あなたが今、興味を持っている気候技術は何ですか?

常に私たちを興奮させる新しいイノベーションは存在しますが、原子力のようなものにはあまり興味がありません。核融合は夢物語だと思います。核分裂は興味深いものの、原子力規制委員会の承認を得るにはおそらく時間がかかりすぎるでしょう。これらのタイムラインを短縮し、小型モジュール原子力発電所の導入を開始してほしいと思っていますが、あまり自信がありません。

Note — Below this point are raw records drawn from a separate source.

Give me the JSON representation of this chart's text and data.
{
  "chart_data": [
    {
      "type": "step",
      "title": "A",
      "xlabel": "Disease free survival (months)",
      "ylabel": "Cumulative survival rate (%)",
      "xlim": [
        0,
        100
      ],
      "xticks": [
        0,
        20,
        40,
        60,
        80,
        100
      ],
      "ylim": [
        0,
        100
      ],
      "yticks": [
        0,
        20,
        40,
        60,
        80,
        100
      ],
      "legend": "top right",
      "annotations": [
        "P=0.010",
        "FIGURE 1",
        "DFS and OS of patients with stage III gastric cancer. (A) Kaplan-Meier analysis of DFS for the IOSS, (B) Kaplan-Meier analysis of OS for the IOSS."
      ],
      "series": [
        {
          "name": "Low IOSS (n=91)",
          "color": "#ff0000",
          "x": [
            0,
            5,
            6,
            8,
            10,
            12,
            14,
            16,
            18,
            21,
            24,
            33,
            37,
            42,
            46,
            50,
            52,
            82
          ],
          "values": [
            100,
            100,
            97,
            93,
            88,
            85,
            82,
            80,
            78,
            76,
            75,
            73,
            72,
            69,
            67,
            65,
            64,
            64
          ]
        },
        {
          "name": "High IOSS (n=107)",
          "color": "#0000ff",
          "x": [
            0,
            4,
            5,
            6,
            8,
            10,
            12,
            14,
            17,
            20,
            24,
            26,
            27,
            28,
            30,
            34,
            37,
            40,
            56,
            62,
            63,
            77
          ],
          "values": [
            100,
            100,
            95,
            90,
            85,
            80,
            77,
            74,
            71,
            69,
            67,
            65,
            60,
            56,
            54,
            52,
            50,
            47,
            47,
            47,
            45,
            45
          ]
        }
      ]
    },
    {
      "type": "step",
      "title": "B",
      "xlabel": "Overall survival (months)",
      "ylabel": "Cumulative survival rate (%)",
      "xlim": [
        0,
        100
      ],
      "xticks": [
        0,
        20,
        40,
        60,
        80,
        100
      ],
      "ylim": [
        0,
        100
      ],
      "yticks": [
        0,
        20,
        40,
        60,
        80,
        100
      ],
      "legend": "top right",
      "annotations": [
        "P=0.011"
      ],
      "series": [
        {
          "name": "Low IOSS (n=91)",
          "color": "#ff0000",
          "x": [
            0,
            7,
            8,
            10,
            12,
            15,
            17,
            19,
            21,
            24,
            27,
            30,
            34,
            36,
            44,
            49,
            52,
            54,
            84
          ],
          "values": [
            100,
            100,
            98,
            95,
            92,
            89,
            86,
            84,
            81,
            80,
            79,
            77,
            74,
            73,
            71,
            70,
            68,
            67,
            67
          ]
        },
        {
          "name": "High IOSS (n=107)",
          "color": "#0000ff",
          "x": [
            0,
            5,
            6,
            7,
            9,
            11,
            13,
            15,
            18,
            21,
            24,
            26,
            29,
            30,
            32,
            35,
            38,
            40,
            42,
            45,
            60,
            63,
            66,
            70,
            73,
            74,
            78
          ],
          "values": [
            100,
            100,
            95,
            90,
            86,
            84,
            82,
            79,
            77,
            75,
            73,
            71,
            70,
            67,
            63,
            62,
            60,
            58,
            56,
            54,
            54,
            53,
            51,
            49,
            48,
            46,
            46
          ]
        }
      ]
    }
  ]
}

興味深い分野の一つは、天然ガスなどの炭化水素から水素を抽出し(水素燃料を製造するために)、廃棄炭素から大規模な市場と製品をいかに創出するかです。当社が保有する石油・ガス関連資産の多くは、水素生産に転用できる可能性があり、既にそうしています。当社のポートフォリオには、ブルー水素分野の企業が2社あります。しかし、もし誰かがその廃棄炭素をどう活用し、価値を高め、数百年にわたって炭素を固定できる大規模な製品を開発できれば、莫大な利益が得られるでしょう。

最近のIPCC報告書は、私たちの炭素排出量が深刻な問題となっていることを明確に示していますが、政治的・経済的な圧力によって企業の炭素削減へのコミットメントが損なわれる可能性があります。それはどのように展開するのでしょうか?

企業のコミットメントがなくなるとは考えていません。大手化学企業、大手製造企業、大手石油・ガス企業、そして大手エネルギー企業、そして大手エンジニアリング・調達・建設企業が、ARPA-E(先月メリーランド州で開催されたエネルギー・イノベーション・サミット)にすべて出席していたことを嬉しく思います。これは数ある会議の一つに過ぎません。こうした会議には、大手製造企業が力強く参加しています。